Les fleurs devaient arriver le jour même, promit le réseau allemand de fleuristes, au plus tard le lendemain, pour la modique somme de treize euros et quelques pour l’envoi express. Sur le site, les bouquets ont des noms bucoliques comme « Frühlingsanfang » (début du printemps), « Sommerliche Umarmung » (étreinte estivale) ou « Herzlichkeit » (affection). Immédiatement, « Karolin », le chatbot maison, répondit à la commande avec des émojis de fleurs dans l’objet du courriel, garantissant que cela arriverait dans les délais, et qu’une boîte de chocolats allait être ajoutée gratuitement à la livraison, que voici un lien via lequel on pourrait suivre le bouquet dans son périple jusqu’à l’adresse indiquée – puis : plus rien. Sur le site du commerce, aucun numéro de téléphone, aucune adresse email pour réclamer ou juste pour s’informer. Vint le week-end, et enfin, le lundi, un bouquet à moitié fané, l’autre moitié aplati pour être resté dans une camionnette de livraison pendant trois jours, arriva à destination. Quelques jours plus tard toutefois, Karolin envoie un autre mail pour une enquête de satisfaction client, « your opinion matters to us » : sur une échelle de un à dix, quelle est la probabilité que vous recommanderiez nos services à vous amis ? Ben, à vrai dire : zéro !
Le commerce électronique a mis moins de quatre ans, depuis l’avènement de ChatGPT en novembre 2022, pour faire basculer son service client, déjà très minimaliste pour la majorité des commerces, dans un univers kafkaïen dominé par des robots conversationnels qui ont des noms féminins pour le commerce de vêtements et des noms à deux syllabes se terminant en y pour les concessionnaires de voitures. Ils semblent tous être connectés entre eux et s’autonomiser de plus en plus. Impossible d’avoir une interaction humaine, de freiner une transaction, de changer la moindre chose dans une commande.
Fausse taille de vêtement choisie par mégarde ? Réponse de « Camille » : « J’ai bien pris connaissance de votre mail et je vous remercie pour votre confiance. Après vérification votre commande a été expédiée, je ne peux malheureusement plus procéder à son annulation. Si vous ne souhaitez pas conserver votre colis, je le comprends, vous pouvez nous le retourner dès réception au Mondial Relay de votre choix. »
Ainsi, des millions de colis font des voyages absolument absurdes et inutiles à travers le globe à force CO2, parce que la distribution est automatisée, apparemment pour plus d’efficacité. En 2015, Post Luxembourg a affrété « plus de deux millions de colis », selon son rapport annuel. En 2025, ce volume est passé à dix millions, cinq fois plus en dix ans et plus 19 pour cent par rapport à 2024. Ce nombre est sans compter les Amazon Prime qui desservent désormais directement les villes et villages luxembourgeois, les DHL, UPS et autre DPD. Le nombre de colis retournés est inconnu, mais les réseaux type Mondial Relay se sont installés dans les arrière-boutiques des coiffeurs, bars à tabac et autres petits commerces, dont les exploitants touchent quinze centimes d’euros par colis réceptionné en attendant le prochain camion. La multinationale lituanienne de fripes Vinted est certainement responsable pour une grande partie de ces colis.

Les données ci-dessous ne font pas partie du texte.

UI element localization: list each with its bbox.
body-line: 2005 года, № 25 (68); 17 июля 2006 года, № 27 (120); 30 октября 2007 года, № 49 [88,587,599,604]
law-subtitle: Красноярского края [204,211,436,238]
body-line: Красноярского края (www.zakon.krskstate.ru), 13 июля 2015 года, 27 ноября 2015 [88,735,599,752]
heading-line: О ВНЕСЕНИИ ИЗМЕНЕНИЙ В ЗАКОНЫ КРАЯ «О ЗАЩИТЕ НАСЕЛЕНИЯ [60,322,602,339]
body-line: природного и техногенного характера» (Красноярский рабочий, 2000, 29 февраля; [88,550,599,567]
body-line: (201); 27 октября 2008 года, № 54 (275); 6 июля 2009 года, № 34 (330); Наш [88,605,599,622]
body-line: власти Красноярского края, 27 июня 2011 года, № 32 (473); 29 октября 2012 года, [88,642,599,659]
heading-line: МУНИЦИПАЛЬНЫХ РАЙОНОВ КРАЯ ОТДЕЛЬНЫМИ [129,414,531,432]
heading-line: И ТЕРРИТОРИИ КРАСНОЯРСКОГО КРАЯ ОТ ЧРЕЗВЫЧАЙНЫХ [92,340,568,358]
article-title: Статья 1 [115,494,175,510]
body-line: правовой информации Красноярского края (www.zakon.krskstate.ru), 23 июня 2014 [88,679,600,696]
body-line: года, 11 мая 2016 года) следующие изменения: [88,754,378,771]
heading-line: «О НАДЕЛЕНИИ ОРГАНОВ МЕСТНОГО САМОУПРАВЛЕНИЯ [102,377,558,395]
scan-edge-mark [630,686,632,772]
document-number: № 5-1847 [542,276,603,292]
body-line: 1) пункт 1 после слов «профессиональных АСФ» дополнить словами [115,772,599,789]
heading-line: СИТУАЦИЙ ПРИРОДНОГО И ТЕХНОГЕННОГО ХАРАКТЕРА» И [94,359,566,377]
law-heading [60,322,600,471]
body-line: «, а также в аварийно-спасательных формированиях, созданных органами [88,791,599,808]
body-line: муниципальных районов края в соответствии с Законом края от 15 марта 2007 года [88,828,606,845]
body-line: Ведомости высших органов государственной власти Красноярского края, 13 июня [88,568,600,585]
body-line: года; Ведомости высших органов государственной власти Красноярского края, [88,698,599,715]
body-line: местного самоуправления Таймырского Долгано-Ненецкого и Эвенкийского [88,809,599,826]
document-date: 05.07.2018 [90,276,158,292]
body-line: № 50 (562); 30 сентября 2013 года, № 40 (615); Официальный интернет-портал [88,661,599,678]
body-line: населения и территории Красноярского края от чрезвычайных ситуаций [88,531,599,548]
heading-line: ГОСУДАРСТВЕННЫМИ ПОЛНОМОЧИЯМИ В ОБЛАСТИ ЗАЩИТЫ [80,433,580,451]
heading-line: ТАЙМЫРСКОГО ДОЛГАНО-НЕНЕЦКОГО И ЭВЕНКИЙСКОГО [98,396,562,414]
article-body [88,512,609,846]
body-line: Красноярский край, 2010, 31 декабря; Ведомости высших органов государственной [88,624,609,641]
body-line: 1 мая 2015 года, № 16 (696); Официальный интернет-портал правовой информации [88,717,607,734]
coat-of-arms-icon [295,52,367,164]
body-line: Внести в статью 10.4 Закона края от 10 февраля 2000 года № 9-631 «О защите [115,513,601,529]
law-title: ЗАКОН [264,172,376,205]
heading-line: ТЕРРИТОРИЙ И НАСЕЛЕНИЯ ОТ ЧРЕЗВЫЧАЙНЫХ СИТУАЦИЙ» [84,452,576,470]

Les services après-vente ont toujours généré leur part d’agacement auprès du/de la client/e, mais cela a considérablement empiré avec l’avènement de la microinformatique et des télécoms avec leur obsolescence programmée (« Kauf ein Handy und verpiss dich ! », Land du 29.04.2005). Les robots conversationnels sont aujourd’hui promus par les consultants internationaux comme la panacée, permettant de rationaliser les interactions courantes avec les clients : comment retourner un produit, changer ou annuler son rendez-vous, contacter le transporteur ? Le problème est qu’ils ne sont que des « perroquets stochastiques » (Emily Bender), qui ne font que répéter des données issues d’une large base d’apprentissage, assemblées selon des probabilités statistiques. Très vite, on se retrouve ainsi dans des boucles répétitives sans issue et sans résolution possible. Les médias spécialisés regorgent de rapports de ratés et de manipulations des IA par des consommateurs, qui s’amusent à provoquer les chatbots.
« Le secteur du commerce fait le pari que, à terme, les particuliers […] délégueront leurs courses à une IA », projette Le Monde (du 06.02.2026). Que donc on dicterait dans son chatbot : je veux faire un gâteau au chocolat pour six ce soir, et l’IA se chargerait de composer le panier des courses et de les faire livrer à l’heure voulue. Le dernier Retail Report (2026) du ministère de l’Économie constate certes des taux de croissance « particulièrement élevés » du commerce en ligne, mais il n’est pas fait mention ni de l’IA, ni de termes comme chatbot ou robot conversationnel.